On the other hand, Prof. Pak Sham and colleagues have addressed the statistical issues and approaches in endophenotype research. In this paper, they argued that in reality, a putative endophenotype is unlikely to be a perfect representation of the genetic component of disease liability. The magnitude of the correlation between a putative endophenotype and the genetic component of disease liability can be estimated by fitting multivariate genetic models to twin data. A number of statistical methods have been developed for incorporating endophenotypes in genetic linkage and association analyses with the aim of improving statistical power. The most recent of such methods can handle multiple endophenotypes simultaneously for the greatest increase in power. In addition to increasing statistical power, endophenotype research plays an important role in helping to understand the mechanisms which connect the associated genetic variants with disease occurrence. The causal pathways are likely to be very complicated and involve endophenotypes at multiple levels: from RNA expression profiles and patterns of protein expression, through neuronal and synaptic properties, to neurophysiological and neurocognitive function. Novel statistical approaches may be required for the analysis of the complex relationships between endophenotypes at different levels and how they converge to cause the occurrence of disease.

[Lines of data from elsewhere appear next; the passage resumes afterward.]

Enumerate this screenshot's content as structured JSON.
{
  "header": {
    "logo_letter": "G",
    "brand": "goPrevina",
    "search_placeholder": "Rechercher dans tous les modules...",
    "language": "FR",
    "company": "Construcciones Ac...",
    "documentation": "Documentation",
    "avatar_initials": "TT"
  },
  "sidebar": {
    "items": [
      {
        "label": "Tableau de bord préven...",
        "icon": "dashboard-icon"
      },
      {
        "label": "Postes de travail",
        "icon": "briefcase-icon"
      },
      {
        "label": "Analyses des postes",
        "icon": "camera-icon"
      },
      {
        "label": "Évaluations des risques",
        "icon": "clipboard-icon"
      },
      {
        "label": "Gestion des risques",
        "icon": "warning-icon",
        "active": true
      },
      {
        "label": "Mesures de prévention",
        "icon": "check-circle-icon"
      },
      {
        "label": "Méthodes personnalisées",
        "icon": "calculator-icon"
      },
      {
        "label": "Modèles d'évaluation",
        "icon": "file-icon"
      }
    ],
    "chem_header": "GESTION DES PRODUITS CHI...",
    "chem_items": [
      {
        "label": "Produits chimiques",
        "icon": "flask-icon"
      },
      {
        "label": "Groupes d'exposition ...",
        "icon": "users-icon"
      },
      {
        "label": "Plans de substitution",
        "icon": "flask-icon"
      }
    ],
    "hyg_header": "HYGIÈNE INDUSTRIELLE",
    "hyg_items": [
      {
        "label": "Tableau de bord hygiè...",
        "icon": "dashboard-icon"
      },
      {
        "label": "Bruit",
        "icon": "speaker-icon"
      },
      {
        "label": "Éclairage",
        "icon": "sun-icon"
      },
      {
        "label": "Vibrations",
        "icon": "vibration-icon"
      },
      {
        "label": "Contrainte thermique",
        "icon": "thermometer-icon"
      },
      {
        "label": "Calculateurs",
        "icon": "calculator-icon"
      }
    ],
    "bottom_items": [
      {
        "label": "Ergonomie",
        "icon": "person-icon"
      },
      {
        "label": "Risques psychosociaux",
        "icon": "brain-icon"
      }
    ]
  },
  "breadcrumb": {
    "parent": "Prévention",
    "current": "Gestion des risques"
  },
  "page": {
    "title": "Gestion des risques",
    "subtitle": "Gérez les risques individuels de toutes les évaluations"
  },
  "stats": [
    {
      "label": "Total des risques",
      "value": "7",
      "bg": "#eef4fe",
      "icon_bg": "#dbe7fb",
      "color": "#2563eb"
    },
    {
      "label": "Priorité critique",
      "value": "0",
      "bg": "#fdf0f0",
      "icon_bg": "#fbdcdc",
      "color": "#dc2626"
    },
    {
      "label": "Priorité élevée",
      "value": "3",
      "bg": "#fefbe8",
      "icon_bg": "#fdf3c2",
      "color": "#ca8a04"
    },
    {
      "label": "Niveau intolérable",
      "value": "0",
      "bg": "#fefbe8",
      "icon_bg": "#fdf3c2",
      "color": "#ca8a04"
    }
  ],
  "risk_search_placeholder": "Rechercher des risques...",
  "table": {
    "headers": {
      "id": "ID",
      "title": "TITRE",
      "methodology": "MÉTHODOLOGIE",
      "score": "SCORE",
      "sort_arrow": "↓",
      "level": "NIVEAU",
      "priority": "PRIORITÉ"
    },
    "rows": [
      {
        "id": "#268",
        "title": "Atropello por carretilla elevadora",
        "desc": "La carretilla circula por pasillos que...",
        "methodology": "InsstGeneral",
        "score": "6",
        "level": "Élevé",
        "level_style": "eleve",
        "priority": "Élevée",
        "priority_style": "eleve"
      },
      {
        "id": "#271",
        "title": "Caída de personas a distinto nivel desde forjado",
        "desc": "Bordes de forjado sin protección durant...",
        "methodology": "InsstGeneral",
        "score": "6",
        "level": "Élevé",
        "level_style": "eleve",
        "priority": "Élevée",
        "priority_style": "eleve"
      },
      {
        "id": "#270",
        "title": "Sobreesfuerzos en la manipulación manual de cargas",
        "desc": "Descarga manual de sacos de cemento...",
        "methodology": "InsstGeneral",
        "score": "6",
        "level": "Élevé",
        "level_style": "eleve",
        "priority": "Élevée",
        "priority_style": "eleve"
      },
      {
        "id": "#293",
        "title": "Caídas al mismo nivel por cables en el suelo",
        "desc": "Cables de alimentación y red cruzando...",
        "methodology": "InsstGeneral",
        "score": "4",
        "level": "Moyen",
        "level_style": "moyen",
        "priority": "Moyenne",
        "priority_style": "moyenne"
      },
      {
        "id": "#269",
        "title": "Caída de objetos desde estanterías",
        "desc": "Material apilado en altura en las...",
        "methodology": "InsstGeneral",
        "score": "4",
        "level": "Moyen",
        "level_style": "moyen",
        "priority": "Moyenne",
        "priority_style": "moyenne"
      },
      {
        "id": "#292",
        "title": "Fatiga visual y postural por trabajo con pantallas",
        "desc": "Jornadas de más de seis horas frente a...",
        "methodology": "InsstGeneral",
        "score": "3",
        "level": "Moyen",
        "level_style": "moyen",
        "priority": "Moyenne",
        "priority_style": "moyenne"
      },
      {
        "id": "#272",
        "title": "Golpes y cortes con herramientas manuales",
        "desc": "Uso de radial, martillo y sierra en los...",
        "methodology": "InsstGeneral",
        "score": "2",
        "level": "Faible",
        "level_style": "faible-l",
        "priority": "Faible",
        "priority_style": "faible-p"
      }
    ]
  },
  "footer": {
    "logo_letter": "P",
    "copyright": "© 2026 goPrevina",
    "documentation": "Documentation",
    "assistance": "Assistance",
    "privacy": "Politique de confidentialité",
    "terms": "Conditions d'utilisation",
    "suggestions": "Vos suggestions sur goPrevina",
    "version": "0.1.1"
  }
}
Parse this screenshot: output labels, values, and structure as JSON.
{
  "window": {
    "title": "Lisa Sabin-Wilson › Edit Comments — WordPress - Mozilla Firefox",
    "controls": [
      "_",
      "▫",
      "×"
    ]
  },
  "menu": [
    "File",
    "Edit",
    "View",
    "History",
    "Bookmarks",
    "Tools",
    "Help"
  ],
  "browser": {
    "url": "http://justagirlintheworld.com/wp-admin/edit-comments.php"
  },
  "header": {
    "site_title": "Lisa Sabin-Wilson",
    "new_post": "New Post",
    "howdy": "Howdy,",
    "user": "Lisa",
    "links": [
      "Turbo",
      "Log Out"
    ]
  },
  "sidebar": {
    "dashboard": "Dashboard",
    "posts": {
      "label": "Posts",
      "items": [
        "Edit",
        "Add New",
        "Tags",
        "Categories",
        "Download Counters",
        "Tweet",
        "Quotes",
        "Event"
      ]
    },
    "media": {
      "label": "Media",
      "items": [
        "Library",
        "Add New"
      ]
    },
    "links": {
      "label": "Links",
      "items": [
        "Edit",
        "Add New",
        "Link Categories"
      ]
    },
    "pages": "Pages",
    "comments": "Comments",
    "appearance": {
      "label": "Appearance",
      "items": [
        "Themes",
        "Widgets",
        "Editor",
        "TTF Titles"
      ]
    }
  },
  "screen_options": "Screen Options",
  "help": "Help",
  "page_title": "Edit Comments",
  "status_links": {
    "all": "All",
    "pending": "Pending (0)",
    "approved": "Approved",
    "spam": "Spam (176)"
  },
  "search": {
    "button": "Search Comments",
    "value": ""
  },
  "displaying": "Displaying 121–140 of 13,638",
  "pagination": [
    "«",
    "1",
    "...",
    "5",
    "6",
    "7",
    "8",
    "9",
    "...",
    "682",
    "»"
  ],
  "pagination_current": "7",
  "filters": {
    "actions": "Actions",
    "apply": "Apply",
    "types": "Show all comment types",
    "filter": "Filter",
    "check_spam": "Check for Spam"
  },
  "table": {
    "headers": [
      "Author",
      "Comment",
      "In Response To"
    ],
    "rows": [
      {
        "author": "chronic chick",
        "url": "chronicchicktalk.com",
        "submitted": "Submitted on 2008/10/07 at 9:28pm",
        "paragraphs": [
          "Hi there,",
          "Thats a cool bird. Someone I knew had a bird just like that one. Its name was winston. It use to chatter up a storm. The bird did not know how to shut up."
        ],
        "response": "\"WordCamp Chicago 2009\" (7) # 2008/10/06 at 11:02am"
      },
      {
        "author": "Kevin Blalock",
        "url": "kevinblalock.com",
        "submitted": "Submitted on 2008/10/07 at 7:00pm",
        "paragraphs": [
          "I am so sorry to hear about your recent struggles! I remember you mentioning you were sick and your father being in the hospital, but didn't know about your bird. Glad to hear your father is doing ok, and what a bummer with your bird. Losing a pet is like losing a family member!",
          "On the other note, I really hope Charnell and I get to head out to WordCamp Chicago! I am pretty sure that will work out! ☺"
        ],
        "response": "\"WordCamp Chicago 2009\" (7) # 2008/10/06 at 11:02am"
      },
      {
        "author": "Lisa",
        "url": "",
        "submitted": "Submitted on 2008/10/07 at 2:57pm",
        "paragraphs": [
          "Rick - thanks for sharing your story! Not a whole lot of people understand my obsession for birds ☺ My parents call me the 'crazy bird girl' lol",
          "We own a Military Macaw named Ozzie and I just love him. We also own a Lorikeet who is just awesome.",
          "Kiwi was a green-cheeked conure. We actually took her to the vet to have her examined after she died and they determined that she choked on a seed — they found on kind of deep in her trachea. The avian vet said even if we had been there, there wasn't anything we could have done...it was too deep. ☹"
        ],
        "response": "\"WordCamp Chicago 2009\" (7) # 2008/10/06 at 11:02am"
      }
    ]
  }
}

In the paper of Consortium for the Human Information and Neurocognitive Endophenotype (CHINE) in mainland China: An example from neurological soft signs for neuropsychiatric disorders, Chan made a strategic paper on endophenotypes and argued the need for establishing a central consortium for neuropsychiatric disorders in mainland China, namely the CHINE. The CHINE is intentionally established to pave the roadmap for neuropsychiatric disorders research. It not only identifies the biosignatures for neuropsychiatric disorders but also serves as the central databank for examining the etiologies of major complex neuropsychiatric disorders as well as serving as the main basis for corresponding treatment development. The CHINE emphasizes on two main features, i.e., the supposedly universal basic cognitive functioning such as attention, and the supposedly culturally specific social cognitive functioning such as emotion perception and expression. In this consortium, data collected highlights the genetic level (susceptibility genes associating with major neuropsychiatric disorders, neuroanatomical level (structural and functional imaging data), and behavioural level (neurocognitive function performances, social cognitive functioning, neurological and clinical manifestations). Target groups include both the clinically diagnosed patients suffering from neuropsychiatric disorders (mainly schizophrenia and bipolar disorders at the current moment, but will be extended to other clinical groups later), non-psychotic first-degree relatives of the patients, and healthy controls. Chan specifically illustrated an example of a promising endophenotype for schizophrenia, namely neurological soft signs, in detailing the steps for building the consortium. It is also noteworthy that the potential translational usage of neurological soft signs as a quick, quantifiable, sensitive and user-friendly bedside early detection and screening tool for clinical practice.